In Table 7, albumin (ALB) showed no significant change from 4.45 ± 0.23 before treatment to 4.56 ± 0.12 after 4 weeks, but TP showed a marked increase from 7.98 ± 0.45 before treatment to 8.18 ± 0.45 after 4 weeks.

In Table 8, insulin increased from 5.52 ± 2.50 before treatment to 7.23 ± 1.23 after 4 weeks. Leptin showed a significant change from 6.54 ± 2.45 before treatment to 8.28 ± 3.24 after 4 weeks.

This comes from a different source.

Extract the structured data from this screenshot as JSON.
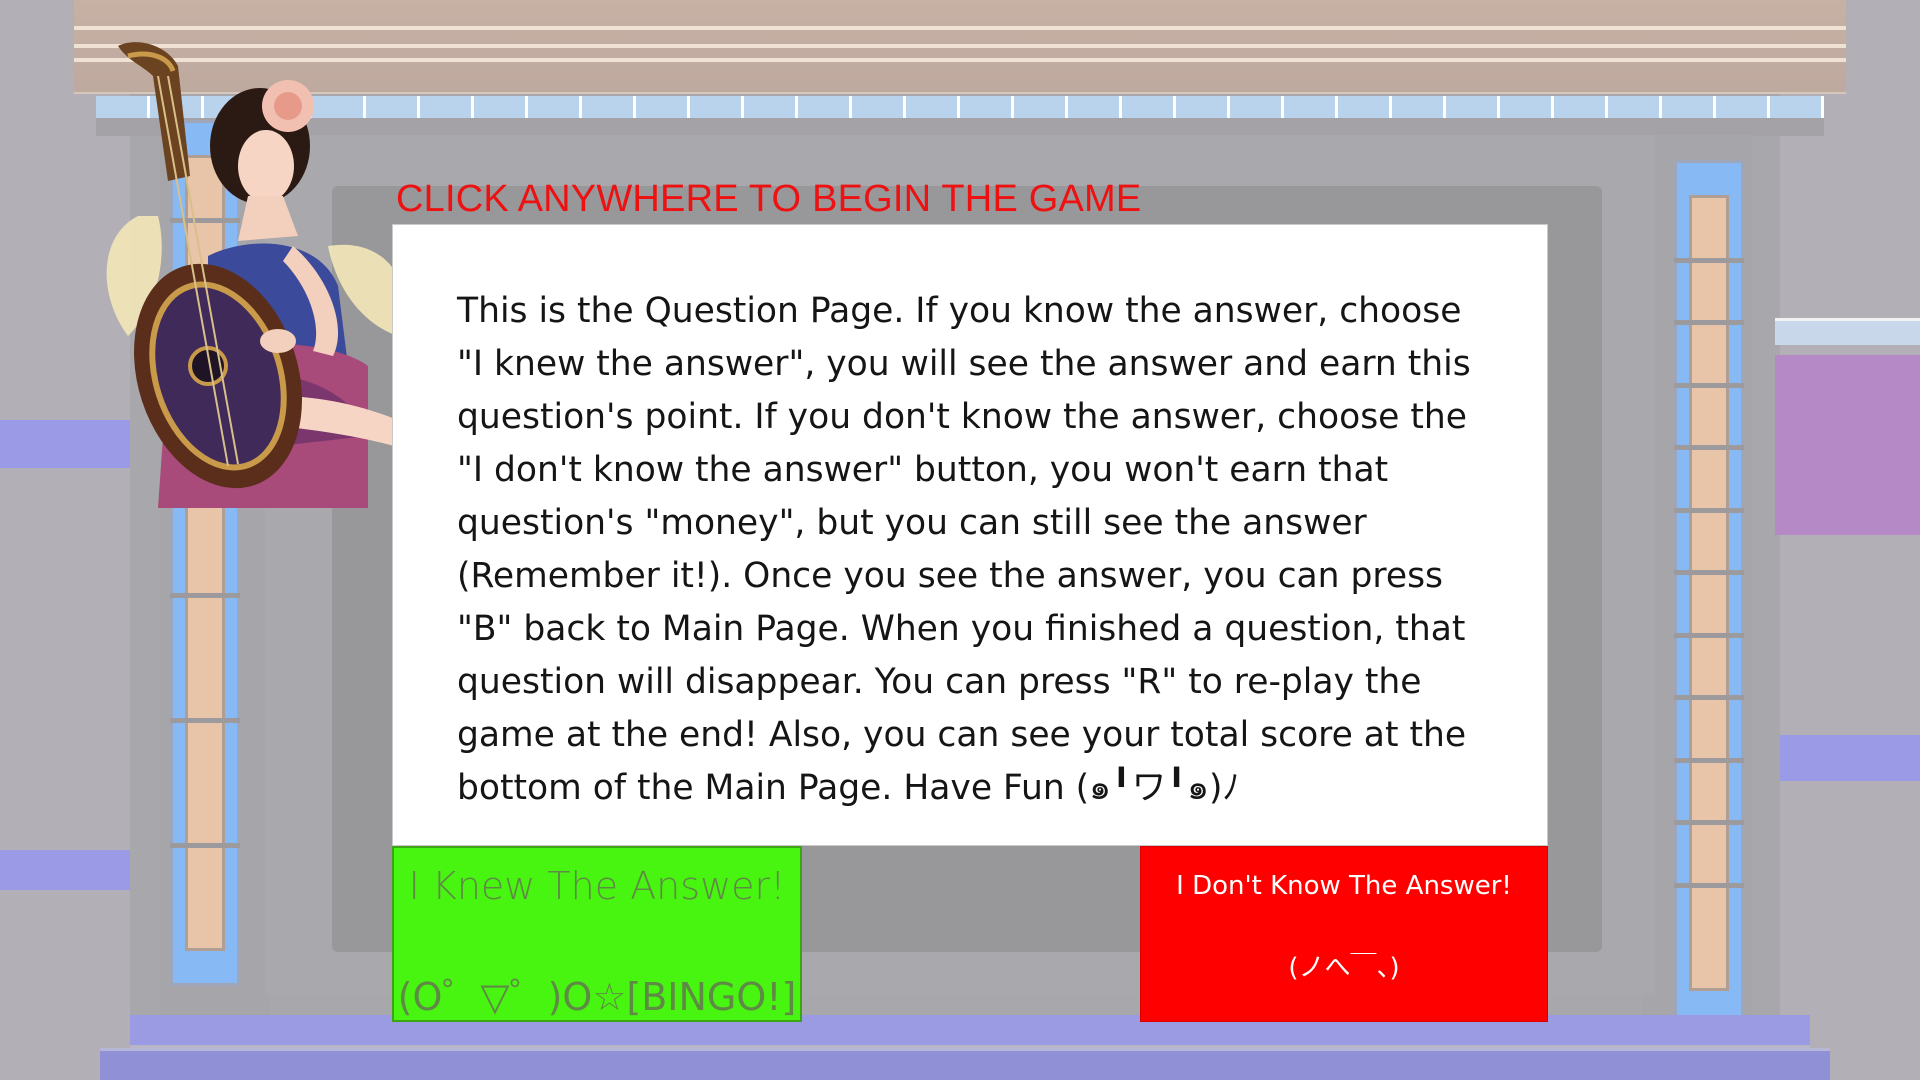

Algin oligosaccharides prepared by the present invention showed effects on lipolysis and thrombolysis. More specifically, the subcutaneous fat thickness was remarkably changed in the treatment area, and significant changes were observed in blood cells, serum enzymes, serum lipids, serum proteins, and some components of serum hormones.

Claims (11)

delete In the method for producing algin oligosaccharides, algin oligosaccharide manufacturing method comprising the step of treating alginate enzyme secreted from lactic acid bacteria extracted from kimchi or salted fish (shrimp, squid, etc.) to brown algae powder. The method of claim ₂ , wherein the lactic acid bacteria extraction is made of NaCl, Na ₂ SO ₄ , NaHCO₃, Tris-base, yeast, brown algae powder, and put the kimchi or salted fish in the base medium containing ocher Algin oligosaccharide manufacturing method characterized in that. The alginic acid oligosaccharide manufacturing method of claim 2, wherein kelp powder or wakame powder is used as the brown algae powder. The method of claim 2, wherein the alginic acid enzyme is obtained by culturing the lactic acid bacteria in a medium containing brown algae powder. The method according to claim 5, wherein the lactic acid bacteria culture medium is prepared by injecting brown algae powder solution into the lactic acid bacteria extract to make a strain preservation medium, and inoculating the strain preservation medium on the basic medium. According to claim 5, Algin oligosaccharide production method characterized in that the dilution of the lactic acid bacteria culture medium at least once in the base medium. 6. The method of claim 5, wherein the alginic acid degrading enzyme is collected from the supernatant obtained by centrifuging the lactic acid bacteria culture medium. Algin oligosaccharides prepared by the method of any one of claims 2 to 8. Body cosmetics and drinking capsules comprising the algin oligosaccharide of claim 9. The body cosmetics and drinking capsules of claim 10, comprising extracts of at least one of green tea leaves, garlic, pine needle powder, mugwort powder, miso, and midder bark.